Dans le baseball majeur, comme joueur de premier but et de deuxième but, Riley a joué un total de six rencontres avec les Browns de St-Louis (1921) et les Senators de Washington (1923) dans la Ligue américaine. Il a été blanchi en 17 présences au bâton.

Également, saviez-vous que le gardien Jake Allen, des Blues de St-Louis, est devenu mercredi le sixième hockeyeur du Nouveau-Brunswick et le premier depuis 1983 à remporter la coupe Stanley?

Le gardien Roland Melanson, de Shediac, était le dernier champion du meilleur circuit au monde, lui qui possède trois bagues du précieux trophée (1981, 1982 et 1983) avec les Islanders de New York.

Danny Grant, de Fredericton, en a pour sa part deux de l’époque où il était un réserviste avec le Canadien de Montréal (1966 et 1968).

Les trois autres joueurs qui ont leur nom gravé sur le trophée sont les attaquants Eddie Wiseman (1941, Boston), de Newcastle, Gordie Drillon (1942, Toronto), de Moncton, et Dick Gamble (1953, Montréal), également de Moncton.

Changeons maintenant de sport et dirigeons-nous vers le Noble art. Saviez-vous que le Nouveau-Brunswick a produit un boxeur de grande qualité au 19e siècle?

Eddie Connolly, qui a été intronisé au Temple de la renommée du Nouveau-Brunswick en 1974, s’est forgé une fiche de 27 victoires, 23 défaites et 18 verdicts nuls entre 1894 et 1904.

Eddie Connolly – Archives

Parmi les hauts faits du pugiliste de Saint-Jean, notons son championnat britannique des poids légers en 1896, ainsi que son championnat mondial des poids moyens en juin 1900. Pour ce titre mondial, Connolly avait défait Matty Matthews au terme d’un duel de 25 assauts.

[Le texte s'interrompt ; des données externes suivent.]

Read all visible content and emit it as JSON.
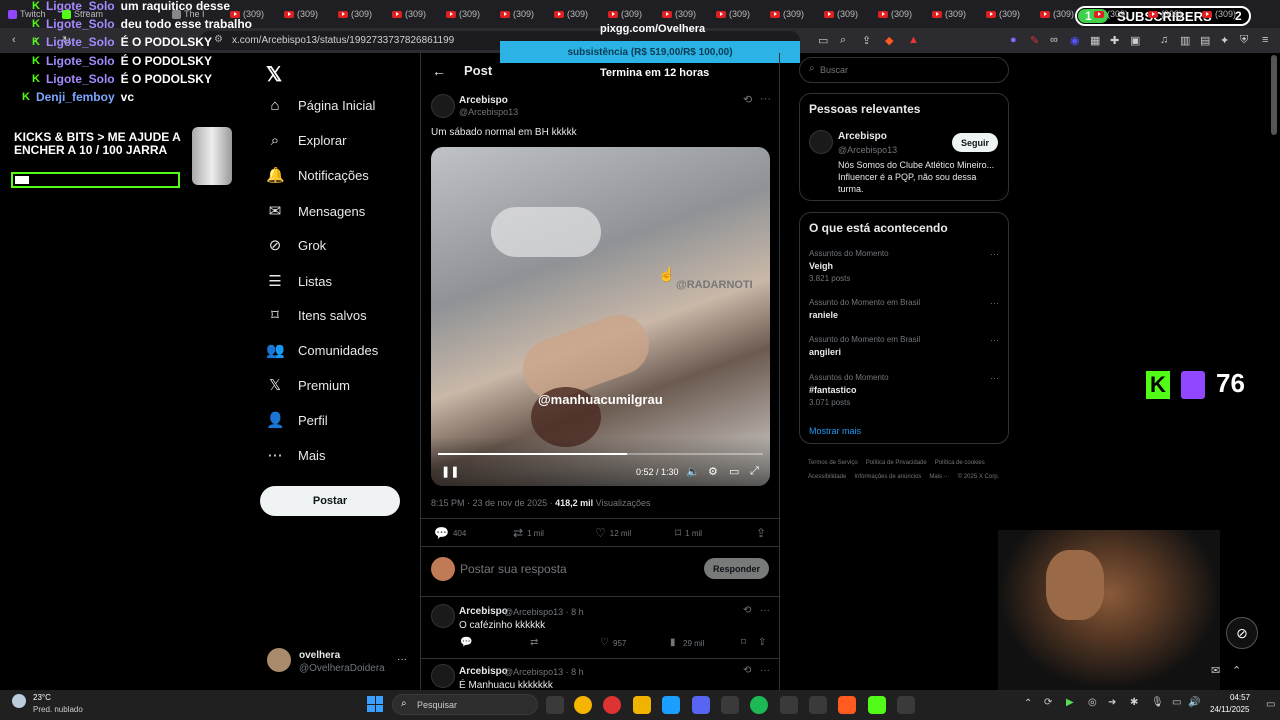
{
  "browser": {
    "tabs": [
      "Twitch",
      "Stream",
      "The I",
      "(309)",
      "(309)",
      "(309)",
      "(309)",
      "(309)",
      "(309)",
      "(309)",
      "(309)",
      "(309)",
      "(309)",
      "(309)",
      "(309)",
      "(309)",
      "(309)",
      "(309)",
      "(309)",
      "(309)",
      "(309)",
      "(309)"
    ],
    "url": "x.com/Arcebispo13/status/1992733737826861199"
  },
  "overlay": {
    "pix_title": "pixgg.com/Ovelhera",
    "pix_goal": "subsistência (R$ 519,00/R$ 100,00)",
    "pix_ends": "Termina em 12 horas",
    "subs_left": "1",
    "subs_label": "SUBSCRIBERS",
    "subs_right": "2",
    "chat": [
      {
        "user": "Ligote_Solo",
        "msg": "um raquitico desse"
      },
      {
        "user": "Ligote_Solo",
        "msg": "deu todo esse trabalho"
      },
      {
        "user": "Ligote_Solo",
        "msg": "É O PODOLSKY"
      },
      {
        "user": "Ligote_Solo",
        "msg": "É O PODOLSKY"
      },
      {
        "user": "Ligote_Solo",
        "msg": "É O PODOLSKY"
      },
      {
        "user": "Denji_femboy",
        "msg": "vc"
      }
    ],
    "goal_text": "KICKS & BITS > ME AJUDE A ENCHER A  10   / 100 JARRA",
    "viewer_count": "76"
  },
  "x_nav": {
    "items": [
      {
        "label": "Página Inicial",
        "icon": "home-icon"
      },
      {
        "label": "Explorar",
        "icon": "search-icon"
      },
      {
        "label": "Notificações",
        "icon": "bell-icon"
      },
      {
        "label": "Mensagens",
        "icon": "mail-icon"
      },
      {
        "label": "Grok",
        "icon": "grok-icon"
      },
      {
        "label": "Listas",
        "icon": "list-icon"
      },
      {
        "label": "Itens salvos",
        "icon": "bookmark-icon"
      },
      {
        "label": "Comunidades",
        "icon": "communities-icon"
      },
      {
        "label": "Premium",
        "icon": "x-icon"
      },
      {
        "label": "Perfil",
        "icon": "profile-icon"
      },
      {
        "label": "Mais",
        "icon": "more-icon"
      }
    ],
    "post_button": "Postar",
    "account_name": "ovelhera",
    "account_handle": "@OvelheraDoidera"
  },
  "post": {
    "header": "Post",
    "author": "Arcebispo",
    "handle": "@Arcebispo13",
    "text": "Um sábado normal em BH kkkkk",
    "video_watermark": "@manhuacumilgrau",
    "video_watermark2": "@RADARNOTI",
    "video_time": "0:52 / 1:30",
    "video_progress": 0.58,
    "meta_time": "8:15 PM · 23 de nov de 2025",
    "views": "418,2 mil",
    "views_label": "Visualizações",
    "replies": "404",
    "reposts": "1 mil",
    "likes": "12 mil",
    "bookmarks": "1 mil",
    "reply_placeholder": "Postar sua resposta",
    "reply_button": "Responder"
  },
  "replies": [
    {
      "author": "Arcebispo",
      "handle": "@Arcebispo13 · 8 h",
      "text": "O cafézinho kkkkkk",
      "likes": "957",
      "views": "29 mil"
    },
    {
      "author": "Arcebispo",
      "handle": "@Arcebispo13 · 8 h",
      "text": "É Manhuacu kkkkkkk"
    }
  ],
  "sidebar": {
    "search_placeholder": "Buscar",
    "relevant_title": "Pessoas relevantes",
    "relevant_name": "Arcebispo",
    "relevant_handle": "@Arcebispo13",
    "follow_label": "Seguir",
    "relevant_bio": "Nós Somos do Clube Atlético Mineiro... Influencer é a PQP, não sou dessa turma.",
    "trends_title": "O que está acontecendo",
    "trends": [
      {
        "sub": "Assuntos do Momento",
        "title": "Veigh",
        "count": "3.821 posts"
      },
      {
        "sub": "Assunto do Momento em Brasil",
        "title": "raniele",
        "count": ""
      },
      {
        "sub": "Assunto do Momento em Brasil",
        "title": "angileri",
        "count": ""
      },
      {
        "sub": "Assuntos do Momento",
        "title": "#fantastico",
        "count": "3.071 posts"
      }
    ],
    "show_more": "Mostrar mais",
    "footer": [
      "Termos de Serviço",
      "Política de Privacidade",
      "Política de cookies",
      "Acessibilidade",
      "Informações de anúncios",
      "Mais ···",
      "© 2025 X Corp."
    ]
  },
  "taskbar": {
    "weather_temp": "23°C",
    "weather_desc": "Pred. nublado",
    "search": "Pesquisar",
    "time": "04:57",
    "date": "24/11/2025"
  }
}
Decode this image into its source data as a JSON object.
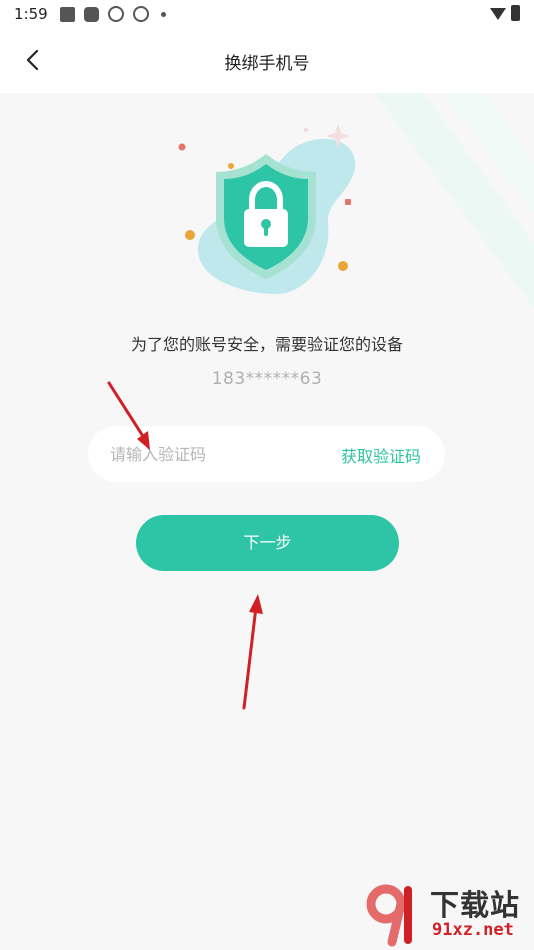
{
  "status_bar": {
    "time": "1:59"
  },
  "nav": {
    "title": "换绑手机号",
    "back_icon": "chevron-left-icon"
  },
  "illustration": {
    "icon": "shield-lock-icon"
  },
  "content": {
    "info_text": "为了您的账号安全，需要验证您的设备",
    "masked_phone": "183******63",
    "code_placeholder": "请输入验证码",
    "code_value": "",
    "get_code_label": "获取验证码",
    "next_label": "下一步"
  },
  "watermark": {
    "title": "下载站",
    "url": "91xz.net"
  },
  "colors": {
    "accent": "#2ec4a6",
    "background": "#f7f7f7",
    "annotation_arrow": "#d11f26"
  }
}
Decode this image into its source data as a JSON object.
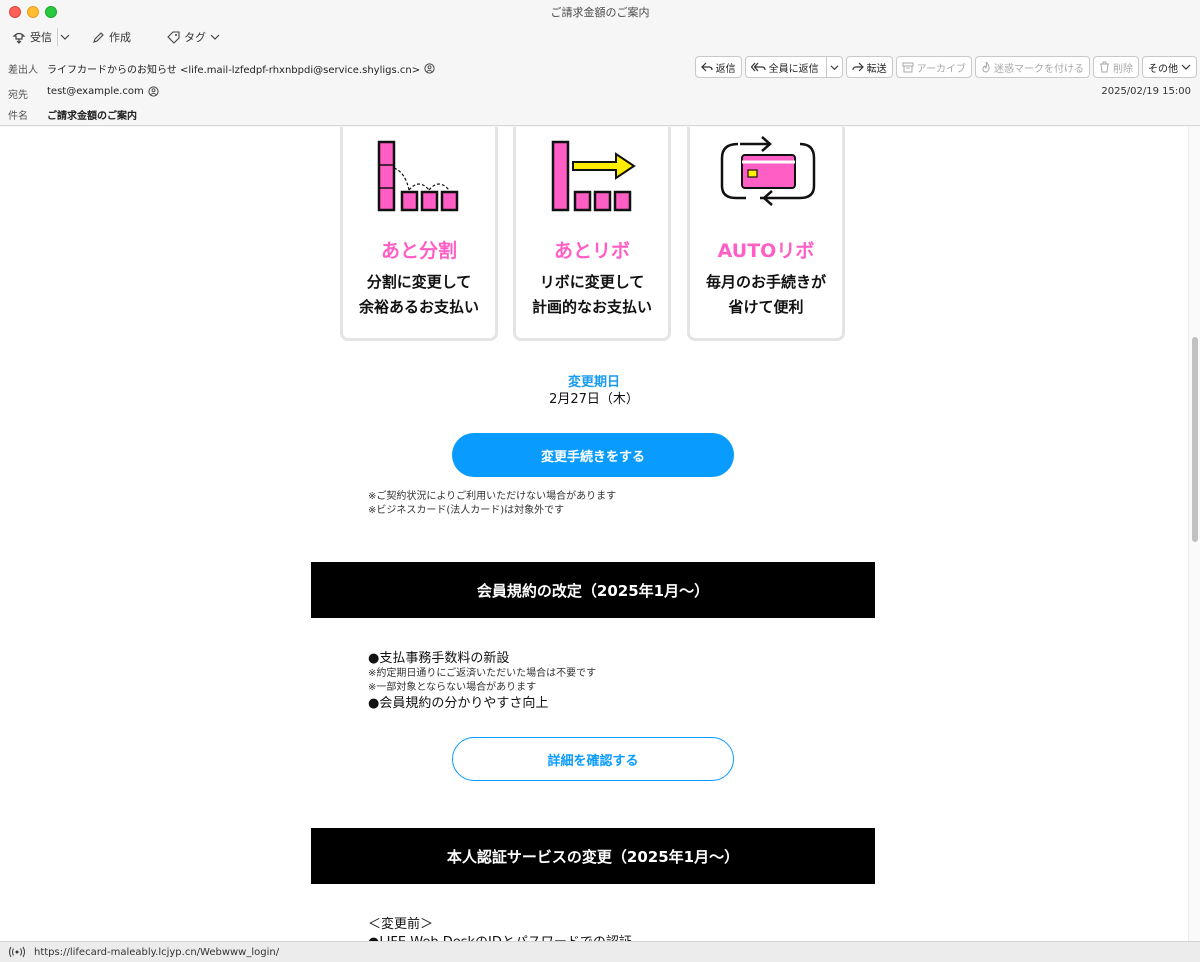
{
  "window": {
    "title": "ご請求金額のご案内"
  },
  "toolbar": {
    "receive": "受信",
    "compose": "作成",
    "tag": "タグ"
  },
  "header": {
    "from_label": "差出人",
    "from_value": "ライフカードからのお知らせ <life.mail-lzfedpf-rhxnbpdi@service.shyligs.cn>",
    "to_label": "宛先",
    "to_value": "test@example.com",
    "subject_label": "件名",
    "subject_value": "ご請求金額のご案内",
    "date": "2025/02/19 15:00",
    "actions": {
      "reply": "返信",
      "reply_all": "全員に返信",
      "forward": "転送",
      "archive": "アーカイブ",
      "spam": "迷惑マークを付ける",
      "delete": "削除",
      "other": "その他"
    }
  },
  "cards": [
    {
      "title": "あと分割",
      "line1": "分割に変更して",
      "line2": "余裕あるお支払い",
      "icon": "installment-icon"
    },
    {
      "title": "あとリボ",
      "line1": "リボに変更して",
      "line2": "計画的なお支払い",
      "icon": "revolving-icon"
    },
    {
      "title": "AUTOリボ",
      "line1": "毎月のお手続きが",
      "line2": "省けて便利",
      "icon": "auto-card-icon"
    }
  ],
  "change": {
    "label": "変更期日",
    "date": "2月27日（木）",
    "button": "変更手続きをする",
    "note1": "※ご契約状況によりご利用いただけない場合があります",
    "note2": "※ビジネスカード(法人カード)は対象外です"
  },
  "section1": {
    "title": "会員規約の改定（2025年1月〜）",
    "bullet1": "●支払事務手数料の新設",
    "note1": "※約定期日通りにご返済いただいた場合は不要です",
    "note2": "※一部対象とならない場合があります",
    "bullet2": "●会員規約の分かりやすさ向上",
    "button": "詳細を確認する"
  },
  "section2": {
    "title": "本人認証サービスの変更（2025年1月〜）",
    "before": "＜変更前＞",
    "bullet1": "●LIFE-Web DeskのIDとパスワードでの認証"
  },
  "status": {
    "url": "https://lifecard-maleably.lcjyp.cn/Webwww_login/"
  },
  "colors": {
    "pink": "#ff5fc5",
    "blue": "#0a9bff",
    "yellow": "#ffee00"
  }
}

Enfin, saviez-vous que trois des cinq premiers Canadiens qui sont devenus des joueurs réguliers dans le Baseball majeur viennent des provinces maritimes?

L’Ontarien Bob Addy a été le premier en 1871 avec les Forest Citys de Rockford. Le lanceur ontarien Edward The Only Nolan a suivi en 1878 avec les Blues d’Indianapolis.

En 1879, ç’a été au tour du Néo-Brunswickois de Saint-Jean Bill Phillips avec les Blues de Cleveland.

L’année suivante, le Prince-Édouardien de Pownal, George Wood, et le Néo-Écossais de Digby, Charles Pop Smith, faisaient leurs débuts respectifs avec les Ruby Legs de Worcester et les Reds de Cincinnati.

De ce quintette, Wood a été le plus dominant comme le prouve sa saison de sept circuits en 1882 avec les Wolverines de Détroit, un sommet cette saison-là dans la Ligue nationale. Il a aussi produit 102 points en 1890 avec les Athletics de Philadelphie.